Lodevoli sentimenti, pensava, slanci di dedizione alla figura
del principe collocata ormai tra il popolo e gli dèi. Nessuno
piú in alto di lui. Ma Livia non si fidava, tuttavia. Due
ombre massicce, nel controluce delle torce, tallonarono quindi
l’Imperatore. Accanto al tempio di Apollo che guardava l’Aventino,
si stagliava l’imponente edificio della Biblioteca. Il
curatore si levò insonnolito e accolse l’illustre ospite.
- «Le
Georgiche, o divino», confermò prontamente lo studioso,
non appena Augusto gli ebbe recitato il verso. L’uomo si
diresse poi verso una nicchia ricavata nell’alta parete
della sala rettangolare, e trasse da uno scaffale, contenente
diversi volumina, un rotolo di papiro. Lo adagiò con cura sul
banco che fungeva da leggío e lo svolse alla luce delle torce
che i due pretoriani stavano per protendere.
- «No
– intimò costernato il curatore alle guardie, – non la
fiamma nuda. Ho di meglio». Recuperò una lanterna a lastre
di mica, l’accese e ne richiuse con cautela lo sportelletto.
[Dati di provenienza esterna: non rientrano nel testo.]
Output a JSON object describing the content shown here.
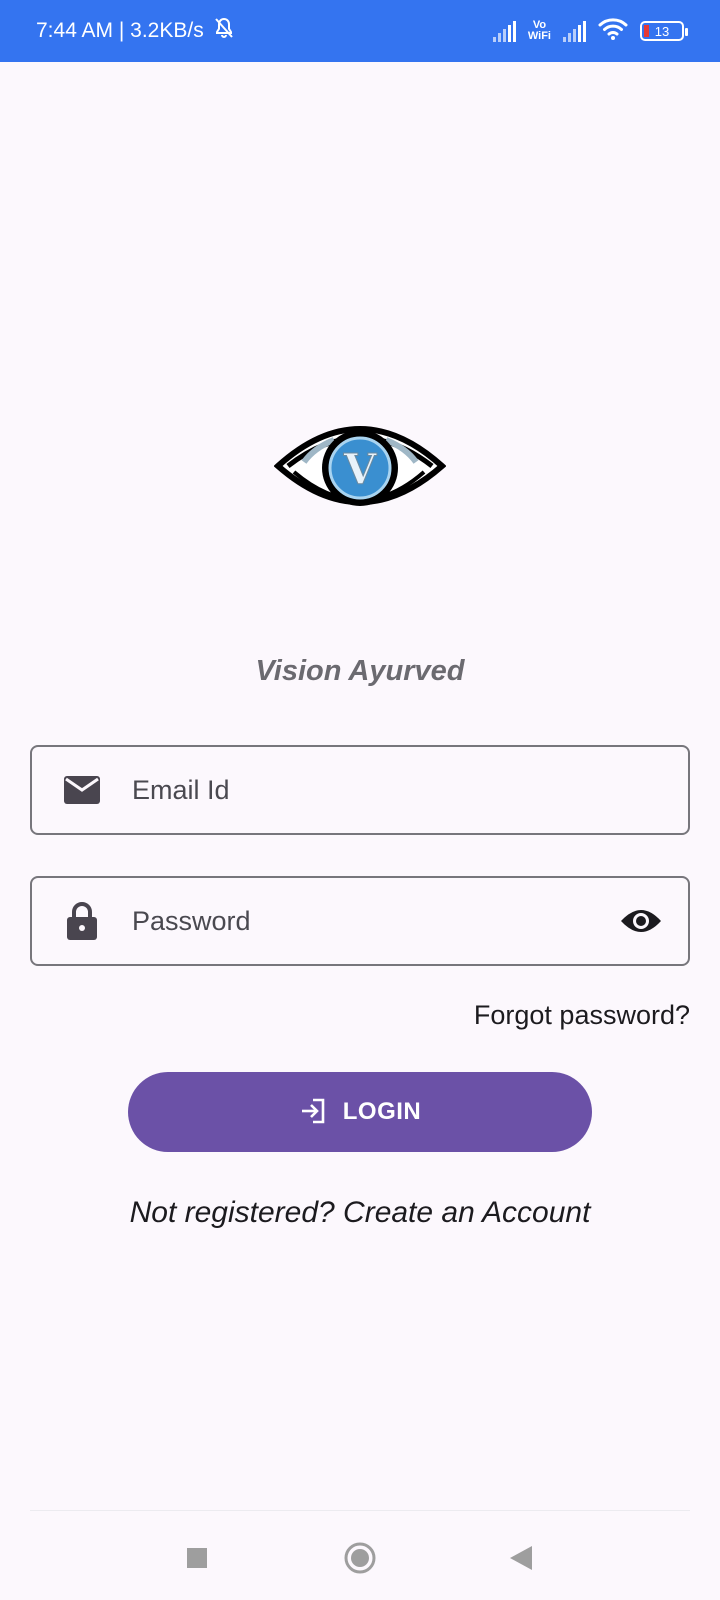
{
  "status_bar": {
    "time_speed": "7:44 AM | 3.2KB/s",
    "vowifi_top": "Vo",
    "vowifi_bottom": "WiFi",
    "battery_level": "13"
  },
  "app": {
    "name": "Vision Ayurved",
    "logo_letter": "V"
  },
  "form": {
    "email_placeholder": "Email Id",
    "email_value": "",
    "password_placeholder": "Password",
    "password_value": "",
    "forgot_label": "Forgot password?",
    "login_label": "LOGIN",
    "register_label": "Not registered? Create an Account"
  },
  "icons": {
    "email": "mail-icon",
    "password": "lock-icon",
    "visibility": "eye-icon",
    "login": "login-icon"
  },
  "colors": {
    "status_bar": "#3474f0",
    "primary": "#6b51a7",
    "background": "#fcf8fd"
  }
}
Un fascio di luce dorata, resa piú intensa dalla natura
opalescente del minerale, illuminò i caratteri tracciati sul
papiro. Il bibliotecario scorreva con gli occhi ancora
intorpiditi il rotolo.
- «Ecco,
ho trovato. È nel libro primo delle Georgiche». Si
schiarí la voce e cominciò a leggere: «Il sole ti darà dei
segni. Chi potrà mai smentirlo? Ti avviserà dei tradimenti,
delle congiure in atto e delle guerre che possono dichiararti…».
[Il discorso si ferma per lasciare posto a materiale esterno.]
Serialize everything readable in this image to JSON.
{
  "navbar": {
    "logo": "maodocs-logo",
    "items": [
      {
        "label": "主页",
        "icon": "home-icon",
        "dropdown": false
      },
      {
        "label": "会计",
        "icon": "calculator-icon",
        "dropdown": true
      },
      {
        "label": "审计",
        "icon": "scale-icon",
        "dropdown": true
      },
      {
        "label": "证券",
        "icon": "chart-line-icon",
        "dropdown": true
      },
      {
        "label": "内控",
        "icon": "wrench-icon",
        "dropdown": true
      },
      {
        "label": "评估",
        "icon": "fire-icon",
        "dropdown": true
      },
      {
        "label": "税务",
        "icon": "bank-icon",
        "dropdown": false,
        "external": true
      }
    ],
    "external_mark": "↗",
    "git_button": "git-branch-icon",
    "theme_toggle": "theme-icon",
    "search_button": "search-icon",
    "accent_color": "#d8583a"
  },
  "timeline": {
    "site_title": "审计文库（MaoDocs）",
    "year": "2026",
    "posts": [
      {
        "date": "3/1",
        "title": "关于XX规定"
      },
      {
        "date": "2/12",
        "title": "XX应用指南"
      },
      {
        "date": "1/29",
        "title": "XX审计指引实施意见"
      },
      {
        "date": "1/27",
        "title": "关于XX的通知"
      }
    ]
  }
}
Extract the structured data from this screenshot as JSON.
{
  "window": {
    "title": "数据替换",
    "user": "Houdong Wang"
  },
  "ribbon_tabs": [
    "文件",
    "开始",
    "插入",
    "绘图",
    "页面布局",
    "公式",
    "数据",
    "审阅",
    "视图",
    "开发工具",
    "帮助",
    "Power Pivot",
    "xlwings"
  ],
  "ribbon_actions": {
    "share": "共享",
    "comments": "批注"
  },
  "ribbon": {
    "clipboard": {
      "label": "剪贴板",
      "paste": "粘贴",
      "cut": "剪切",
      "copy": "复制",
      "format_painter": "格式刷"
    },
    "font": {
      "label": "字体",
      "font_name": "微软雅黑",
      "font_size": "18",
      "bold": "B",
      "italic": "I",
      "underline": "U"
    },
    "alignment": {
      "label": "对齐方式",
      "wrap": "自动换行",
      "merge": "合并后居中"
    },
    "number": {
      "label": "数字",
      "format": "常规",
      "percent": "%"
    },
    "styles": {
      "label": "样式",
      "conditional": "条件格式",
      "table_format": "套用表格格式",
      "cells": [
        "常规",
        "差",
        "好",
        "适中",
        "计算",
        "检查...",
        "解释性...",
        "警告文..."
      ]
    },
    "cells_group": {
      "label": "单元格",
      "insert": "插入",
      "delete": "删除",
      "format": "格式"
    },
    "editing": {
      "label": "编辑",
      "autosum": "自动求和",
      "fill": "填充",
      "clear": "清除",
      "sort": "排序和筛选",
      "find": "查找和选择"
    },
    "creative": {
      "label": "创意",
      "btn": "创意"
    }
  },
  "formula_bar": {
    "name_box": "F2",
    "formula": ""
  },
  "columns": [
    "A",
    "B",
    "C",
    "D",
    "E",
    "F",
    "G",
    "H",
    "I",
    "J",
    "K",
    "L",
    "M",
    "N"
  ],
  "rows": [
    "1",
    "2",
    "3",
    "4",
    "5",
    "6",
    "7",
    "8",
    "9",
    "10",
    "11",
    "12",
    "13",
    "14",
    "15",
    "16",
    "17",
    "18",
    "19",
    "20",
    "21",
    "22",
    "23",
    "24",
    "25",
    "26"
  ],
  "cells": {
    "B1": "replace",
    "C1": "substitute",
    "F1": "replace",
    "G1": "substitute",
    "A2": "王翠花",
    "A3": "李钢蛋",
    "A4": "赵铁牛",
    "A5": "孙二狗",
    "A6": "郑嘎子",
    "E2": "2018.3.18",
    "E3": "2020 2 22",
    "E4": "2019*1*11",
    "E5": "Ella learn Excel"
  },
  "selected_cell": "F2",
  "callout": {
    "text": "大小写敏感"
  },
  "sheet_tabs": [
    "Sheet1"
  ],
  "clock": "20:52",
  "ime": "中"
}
Il curatore si arrestò, sollevò gli occhi dallo scritto e li
rivolse ad Augusto: «Qui si parla dei segni che annunciarono
la morte di Cesare». Riprese la lettura: «Il sole si coprí
di nubi… l’Etna ribolliva vomitando globi in fiamme… le
Alpi tremarono e il cielo della Germania risuonò di uno
strepito d’armi… una voce disumana echeggiò nelle foreste
e i fiumi arrestarono il loro corso… le statue di bronzo nei
templi trasudarono sangue e cosí i pozzi…». Al riverbero
delle fiaccole, gli occhi del curatore apparivano ora pervasi
dallo sgomento. «Perché questi versi, o divino? Non si
attagliano alla tua figura. Il tuo regno è felice. Cosa
dunque ti turba? Tu vieni qui da me e cerchi risposte al tuo
tormento. Dovresti semmai chiedermi di leggerti la Quarta
Ecloga delle Bucoliche, dove si parla del ritorno della
Vergine, della giustizia e della pace. E tu queste cose le hai
ben date a Roma. Questo è il Grande Anno, e altri prodigi ti
riguardano, e tutti fausti. Non hai sentito? Nonostante l’incipiente
inverno, le vigne del Tuscolo hanno maturato grappoli turgidi,
pronti per essere raccolti. I cavalli parlano nelle scuderie,
e cosí in mare le sirene hanno annunciato con le loro voci la
morte di Pan e la Sibilla ha vaticinato la nascita di un
Essere celeste che rinnoverà il mondo. Avvengono fatti
miracolosi, ma benigni, e tutti preconizzano i tempi aurei di
Saturno. Non piú tardi di ieri, poco distante da qui, al Foro
Boario, da una fenditura della terra è sgorgato olio, in tale
quantità da formare un vero e proprio torrente, che si è
riversato nel Tevere, e dal quale tutti hanno attinto».
- «Sí
– confermò l’Imperatore – mi hanno riferito. Ma io sono
assillato da un sogno di ben altra natura».
- «Posso
ascoltarti, se ciò ti darà sollievo».
- Augusto
raccontò l’esperienza che viveva ogni notte in una
dimensione aliena, e che opprimeva il suo animo. Al termine
del racconto il curatore disse:
- «Devi
allora andare da Eumachia, la flaminica di Giunone Moneta, su
all’Arce capitolina. Lei ti chiarirà il mistero. Il tuo è
un sogno che viene attraverso la porta cornea: è veritiero. E
vuole dirti qualcosa di importante. Ma solo la sacerdotessa
della grande Lucina può illuminarti sugli enigmi della notte,
darti consiglio, svelandoti il contenuto arcano dei simboli
che la visione onirica contiene. Va’ dunque da lei, e
subito. Il sole sta per sorgere».
- Si
formò un piccolo corteo. I pretoriani divennero quattro, su
insistenza di Livia, e sempre lei volle che due littori
precedessero con le torce. Ma non riuscí tuttavia a imporre
la lettiga, che suo marito comunque disdegnava, per una sua
naturale propensione all’austerità.
- Dalla
domus imperiale il gruppetto si avviò giú per il
Clivo della Vittoria verso il Foro. Com’era cambiato il
Palatino! La frenetica speculazione edilizia degli ultimi
tempi, dopo la fine della Repubblica, aveva travisato quasi
per intero l’assetto urbanistico della collina sacra, su cui
erano sorte le capanne dei primi abitanti dell’Urbe
Quadrata. La casa dell’oratore Ortensio, dove Augusto era
nato sessantatré anni prima, non esisteva piú, cosí come
era sparita la viuzza denominata “Ad capita bubula”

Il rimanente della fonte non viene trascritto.